Embora as palavras de Gaston fossem duras, Ebner e Xiu compreenderam, não se ofenderam e concentraram-se na leitura das cláusulas.

O contrato era simples, especificando direitos e deveres de ambas as partes. Em especial, deixava claro que, diante de perigo, os contratados poderiam desistir a qualquer momento, e, se ao conhecerem a tarefa julgassem não ter capacidade, poderiam se retirar — só teriam o pagamento descontado conforme o estágio do trabalho.

Já a obrigação de Ebner e Xiu era conduzir o senhor Gaston pelo sétimo nível da “Torre do Labirinto Onírico”.

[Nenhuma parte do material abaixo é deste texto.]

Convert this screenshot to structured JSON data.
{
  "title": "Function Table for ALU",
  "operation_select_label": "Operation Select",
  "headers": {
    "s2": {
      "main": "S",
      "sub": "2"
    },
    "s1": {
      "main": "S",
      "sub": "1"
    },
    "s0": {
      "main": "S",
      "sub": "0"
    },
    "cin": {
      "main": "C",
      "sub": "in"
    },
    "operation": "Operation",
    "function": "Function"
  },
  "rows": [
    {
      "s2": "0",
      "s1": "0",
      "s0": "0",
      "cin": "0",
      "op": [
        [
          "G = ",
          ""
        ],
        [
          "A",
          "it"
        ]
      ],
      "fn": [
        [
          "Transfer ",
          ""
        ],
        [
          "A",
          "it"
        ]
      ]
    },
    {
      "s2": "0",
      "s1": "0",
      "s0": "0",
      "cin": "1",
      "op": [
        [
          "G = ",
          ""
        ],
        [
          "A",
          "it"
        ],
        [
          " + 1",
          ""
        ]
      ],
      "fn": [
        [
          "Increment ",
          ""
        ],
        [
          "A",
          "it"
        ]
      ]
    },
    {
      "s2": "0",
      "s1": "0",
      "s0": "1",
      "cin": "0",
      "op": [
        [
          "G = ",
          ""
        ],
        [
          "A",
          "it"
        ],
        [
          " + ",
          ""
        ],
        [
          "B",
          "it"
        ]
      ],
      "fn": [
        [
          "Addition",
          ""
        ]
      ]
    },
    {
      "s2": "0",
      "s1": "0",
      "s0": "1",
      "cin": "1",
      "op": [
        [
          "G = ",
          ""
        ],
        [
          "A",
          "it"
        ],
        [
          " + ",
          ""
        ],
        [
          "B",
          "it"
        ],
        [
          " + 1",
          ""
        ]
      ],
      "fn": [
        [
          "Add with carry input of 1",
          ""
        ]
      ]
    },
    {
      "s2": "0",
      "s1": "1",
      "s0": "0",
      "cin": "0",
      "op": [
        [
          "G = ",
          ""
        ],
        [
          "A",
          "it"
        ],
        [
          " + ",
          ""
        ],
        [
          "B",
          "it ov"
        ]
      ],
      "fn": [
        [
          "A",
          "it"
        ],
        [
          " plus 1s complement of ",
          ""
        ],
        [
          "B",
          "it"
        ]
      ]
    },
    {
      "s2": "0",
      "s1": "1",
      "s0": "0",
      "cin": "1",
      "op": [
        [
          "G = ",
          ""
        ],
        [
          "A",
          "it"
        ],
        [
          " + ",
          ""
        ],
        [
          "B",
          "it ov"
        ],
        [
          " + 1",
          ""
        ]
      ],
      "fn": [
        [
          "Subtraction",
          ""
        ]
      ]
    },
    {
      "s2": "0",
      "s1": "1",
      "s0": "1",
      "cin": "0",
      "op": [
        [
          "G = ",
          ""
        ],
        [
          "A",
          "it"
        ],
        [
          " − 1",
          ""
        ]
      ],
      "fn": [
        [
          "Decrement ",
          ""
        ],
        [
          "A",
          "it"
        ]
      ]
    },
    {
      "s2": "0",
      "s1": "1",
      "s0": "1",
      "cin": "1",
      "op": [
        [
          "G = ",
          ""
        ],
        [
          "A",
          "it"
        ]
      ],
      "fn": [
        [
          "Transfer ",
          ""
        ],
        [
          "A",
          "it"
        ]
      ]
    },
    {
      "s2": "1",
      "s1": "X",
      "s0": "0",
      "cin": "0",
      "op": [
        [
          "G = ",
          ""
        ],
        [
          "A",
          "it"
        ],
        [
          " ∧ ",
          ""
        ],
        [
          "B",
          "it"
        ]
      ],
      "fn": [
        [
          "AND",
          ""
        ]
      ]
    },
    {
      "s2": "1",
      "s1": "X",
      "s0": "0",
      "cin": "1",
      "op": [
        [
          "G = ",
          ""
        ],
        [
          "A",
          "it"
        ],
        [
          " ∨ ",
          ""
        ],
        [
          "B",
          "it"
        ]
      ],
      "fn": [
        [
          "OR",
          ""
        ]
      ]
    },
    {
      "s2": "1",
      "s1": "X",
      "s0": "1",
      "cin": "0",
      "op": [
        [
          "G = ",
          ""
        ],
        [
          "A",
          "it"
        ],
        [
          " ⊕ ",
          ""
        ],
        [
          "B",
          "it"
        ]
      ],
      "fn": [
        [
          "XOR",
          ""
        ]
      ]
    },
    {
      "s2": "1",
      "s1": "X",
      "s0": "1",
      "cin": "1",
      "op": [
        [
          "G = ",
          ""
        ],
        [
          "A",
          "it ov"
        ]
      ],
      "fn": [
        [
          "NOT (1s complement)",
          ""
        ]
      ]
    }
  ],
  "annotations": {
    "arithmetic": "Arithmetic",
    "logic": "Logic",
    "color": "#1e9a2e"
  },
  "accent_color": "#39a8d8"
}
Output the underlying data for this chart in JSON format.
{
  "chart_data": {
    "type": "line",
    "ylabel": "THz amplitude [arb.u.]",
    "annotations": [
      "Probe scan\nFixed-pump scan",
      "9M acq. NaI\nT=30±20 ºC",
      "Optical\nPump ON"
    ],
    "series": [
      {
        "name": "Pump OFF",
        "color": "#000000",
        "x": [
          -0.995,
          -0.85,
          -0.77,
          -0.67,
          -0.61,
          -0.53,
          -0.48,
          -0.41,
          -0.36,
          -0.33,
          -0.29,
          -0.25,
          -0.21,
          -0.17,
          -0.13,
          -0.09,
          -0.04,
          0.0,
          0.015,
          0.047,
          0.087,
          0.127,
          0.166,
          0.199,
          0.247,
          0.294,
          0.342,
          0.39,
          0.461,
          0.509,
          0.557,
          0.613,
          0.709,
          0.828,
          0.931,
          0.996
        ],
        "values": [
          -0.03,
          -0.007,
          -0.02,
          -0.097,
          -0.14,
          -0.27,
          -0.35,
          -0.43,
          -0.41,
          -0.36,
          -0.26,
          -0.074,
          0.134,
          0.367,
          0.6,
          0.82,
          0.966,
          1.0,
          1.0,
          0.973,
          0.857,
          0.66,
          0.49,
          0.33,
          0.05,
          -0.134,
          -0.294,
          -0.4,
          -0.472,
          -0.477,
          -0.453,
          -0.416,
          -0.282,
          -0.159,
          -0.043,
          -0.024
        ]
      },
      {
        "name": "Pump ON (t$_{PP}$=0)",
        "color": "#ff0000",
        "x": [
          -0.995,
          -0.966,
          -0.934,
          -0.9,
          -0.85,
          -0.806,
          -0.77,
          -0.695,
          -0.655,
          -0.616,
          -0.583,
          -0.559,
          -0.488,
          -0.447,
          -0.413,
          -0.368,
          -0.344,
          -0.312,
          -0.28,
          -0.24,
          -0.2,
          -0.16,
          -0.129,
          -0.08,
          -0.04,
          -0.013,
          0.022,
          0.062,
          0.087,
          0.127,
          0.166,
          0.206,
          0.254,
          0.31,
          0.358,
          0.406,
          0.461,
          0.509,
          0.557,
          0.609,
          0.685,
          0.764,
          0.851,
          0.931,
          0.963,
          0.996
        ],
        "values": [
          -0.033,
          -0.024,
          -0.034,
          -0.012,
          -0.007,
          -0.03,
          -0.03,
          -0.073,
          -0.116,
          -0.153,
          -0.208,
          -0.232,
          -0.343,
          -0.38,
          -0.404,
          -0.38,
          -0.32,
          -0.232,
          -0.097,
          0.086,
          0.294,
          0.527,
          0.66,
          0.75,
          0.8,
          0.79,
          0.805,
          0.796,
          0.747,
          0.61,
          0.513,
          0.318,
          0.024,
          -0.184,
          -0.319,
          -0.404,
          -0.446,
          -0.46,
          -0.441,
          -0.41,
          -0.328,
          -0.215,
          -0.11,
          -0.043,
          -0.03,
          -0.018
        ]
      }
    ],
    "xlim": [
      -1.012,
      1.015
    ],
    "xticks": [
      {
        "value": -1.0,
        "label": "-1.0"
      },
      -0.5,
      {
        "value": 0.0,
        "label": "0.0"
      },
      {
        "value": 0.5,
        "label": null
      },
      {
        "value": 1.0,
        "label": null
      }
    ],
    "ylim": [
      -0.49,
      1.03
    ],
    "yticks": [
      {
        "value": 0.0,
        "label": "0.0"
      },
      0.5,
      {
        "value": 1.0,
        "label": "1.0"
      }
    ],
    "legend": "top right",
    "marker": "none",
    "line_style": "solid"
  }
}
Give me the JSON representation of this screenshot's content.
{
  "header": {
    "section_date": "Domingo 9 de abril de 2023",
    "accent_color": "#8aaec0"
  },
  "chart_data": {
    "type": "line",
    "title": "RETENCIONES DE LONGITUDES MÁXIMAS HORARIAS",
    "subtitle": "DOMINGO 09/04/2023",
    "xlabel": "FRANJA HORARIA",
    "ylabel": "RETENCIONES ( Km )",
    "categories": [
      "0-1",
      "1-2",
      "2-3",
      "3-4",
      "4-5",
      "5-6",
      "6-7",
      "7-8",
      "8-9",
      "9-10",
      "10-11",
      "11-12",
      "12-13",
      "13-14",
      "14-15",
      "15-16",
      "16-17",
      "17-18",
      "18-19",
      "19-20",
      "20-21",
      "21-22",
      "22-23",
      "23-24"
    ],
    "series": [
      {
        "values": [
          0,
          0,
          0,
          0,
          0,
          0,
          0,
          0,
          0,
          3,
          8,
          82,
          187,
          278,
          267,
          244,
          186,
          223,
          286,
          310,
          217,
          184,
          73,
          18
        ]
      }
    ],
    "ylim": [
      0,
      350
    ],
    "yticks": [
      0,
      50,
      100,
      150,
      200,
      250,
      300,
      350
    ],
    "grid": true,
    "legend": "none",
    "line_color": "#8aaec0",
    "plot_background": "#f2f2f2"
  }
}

— O que é essa “Torre do Labirinto Onírico”? — perguntou Ebner, franzindo as sobrancelhas.

— Agora não posso revelar detalhes. Apenas digo que, até o sétimo nível, não há risco de vida, apenas grande dificuldade em avançar — explicou Gaston, recusando-se a dar mais informações.

— Difícil, mas não perigoso... Então, o que se exige nessas camadas é inteligência ou outra aptidão não relacionada à força... e não há punição? — deduziu Ebner.

O senhor Gaston lhe lançou um olhar de aprovação, sentindo pela primeira vez que o detetive Eysinger não exagerara. A capacidade de raciocínio lógico daquele aluno era realmente notável.